È necessario domandarsi se l’attuale assetto distributivo può supportare
e sopportare l’onere di una funzione sociale di fondamentale importanza.
A partire dal recupero di aree teoricamente marginali La prima considerazione da fare in termini di consumi riguarda la scarsa dinamica dei consumi effettivamente oggetto di scelta da parte dei cittadini, i cosiddetti consumi commercializzabili, e il peso delle mancate liberalizzazioni nello sviluppo economico del Paese.
Contrariamente a quanto sembra sostenere la tesi della saturazione dei consumi di base – dall’alimentazione all’abbigliamento – il problema della spesa che passa per i negozi è la compressione pluridecennale che deve subire a causa del peso crescente delle spese obbligate, soprattutto legate all’ambiente domestico (affitti, luce, acqua, gas e altro). Questi servizi sono offerti prevalentemente da imprese in situazione di oligopolio oppure nell’ambito di mercati troppo o troppo poco regolati. Di conseguenza la dinamica dei prezzi di questi beni e servizi è significativamente superiore a quella riscontrata per i beni commercializzabili.
I dati strutturali sono negativamente declinati durante le fasi di bassa congiuntura. L’ICC (Indicatore dei Consumi Confcommercio) presenta una variazione dei consumi pari a -0,7% in termini reali per il 2008, nella metrica dei consumi sul territorio economico, cioè al netto dei consumi degli italiani fuori dall’Italia e includendovi le spese degli stranieri in Italia. Anche per tutto questo 2009, quindi, le prospettive della spesa reale delle famiglie appaiono negativamente orientate.
La perdurante crisi di produttività, redditi e consumi, facilita la saldatura tra la vasta e crescente area dei cittadini-consumatori in difficoltà e gli organismi che dovrebbero prendere decisioni di politica economica: un asse bipartisan che porta, attraverso l’operare acritico dei mezzi di comunicazione, a fare dire ai decisori non ciò che è opportuno ma ciò che le persone vogliono sentirsi dire. E queste, ancora attraverso i media e i sondaggi, a suggerire ai decisori cosa dire. La teoria della demagogia si invera perfettamente, lasciando scoperti i bisogni di riequilibrio strutturale nelle dotazioni di capitale tanto necessarie al Paese.
L’efficienza di costo va affiancata dall’innovazione nel formato. Tutte le ricerche, oggi, stabiliscono che il punto vendita è il luogo, nell’accezione estesa di spazio e tempo, in cui si decidono gli acquisti. Non solo e non tanto in termini di marche ma anche del cosa e del come consumare, dove per consumare si intende, in modo finalmente chiaro e radicale, non distruggere, diminuire, ma sviluppare gradevolezza per la propria vita. Anche nei termini di relazione e socialità. Il punto di vendita vende se stesso assieme ai servizi e ai prodotti ed è il principale veicolo pubblicitario o di comunicazione. Parla di valori oltre che di consumi e consumo.
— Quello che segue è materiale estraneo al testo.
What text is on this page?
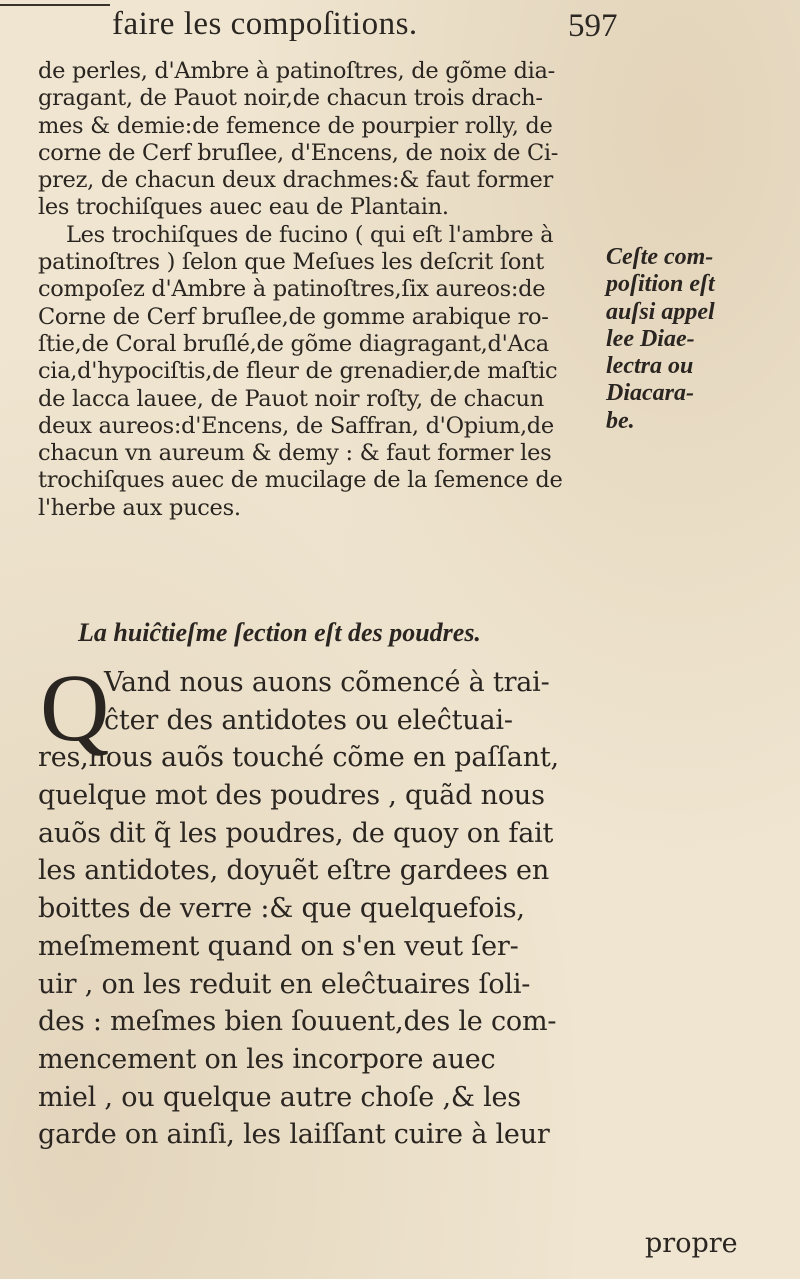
faire les compoſitions.	597
de perles, d'Ambre à patinoſtres, de gõme dia-
gragant, de Pauot noir,de chacun trois drach-
mes & demie:de femence de pourpier rolly, de
corne de Cerf bruſlee, d'Encens, de noix de Ci-
prez, de chacun deux drachmes:& faut former
les trochiſques auec eau de Plantain.
Les trochiſques de fucino ( qui eſt l'ambre à
patinoſtres ) ſelon que Meſues les deſcrit ſont
compoſez d'Ambre à patinoſtres,ſix aureos:de
Corne de Cerf bruſlee,de gomme arabique ro-
ſtie,de Coral bruſlé,de gõme diagragant,d'Aca
cia,d'hypociſtis,de fleur de grenadier,de maſtic
de lacca lauee, de Pauot noir roſty, de chacun
deux aureos:d'Encens, de Saffran, d'Opium,de
chacun vn aureum & demy : & faut former les
trochiſques auec de mucilage de la ſemence de
l'herbe aux puces.
Ceſte com-
poſition eſt
auſsi appel
lee Diae-
lectra ou
Diacara-
be.
La huiĉtieſme ſection eſt des poudres.
Q
Vand nous auons cõmencé à trai-
ĉter des antidotes ou eleĉtuai-
res,nous auõs touché cõme en paſſant,
quelque mot des poudres , quãd nous
auõs dit q̃ les poudres, de quoy on fait
les antidotes, doyuẽt eſtre gardees en
boittes de verre :& que quelquefois,
meſmement quand on s'en veut ſer-
uir , on les reduit en eleĉtuaires ſoli-
des : meſmes bien ſouuent,des le com-
mencement on les incorpore auec
miel , ou quelque autre choſe ,& les
garde on ainſi, les laiſſant cuire à leur
propre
Se queste idee sono verosimili e condivisibili allora è necessario domandarsi se l’attuale assetto distributivo può supportare e sopportare tutti questi oneri, connessi agli onori di svolgere una funzione sociale di fondamentale importanza (e non solo nei centri storici ma anche come veicolo di recupero di aree teoricamente marginali).
L’innovazione del prodotto negozio è rilevante proprio perchè il settore della delivery deve contribuire a ottimizzare le risorse disponibili dei consumatori per migliorare il benessere fruito attraverso i consumi.
Se esiste, e deve esistere, una responsabilità individuale e collettiva per migliorare il benessere del Paese, anche in termini di benessere medio fruito, allora possiamo dichiarare che anche il commercio, può, deve e vuole fare la sua parte.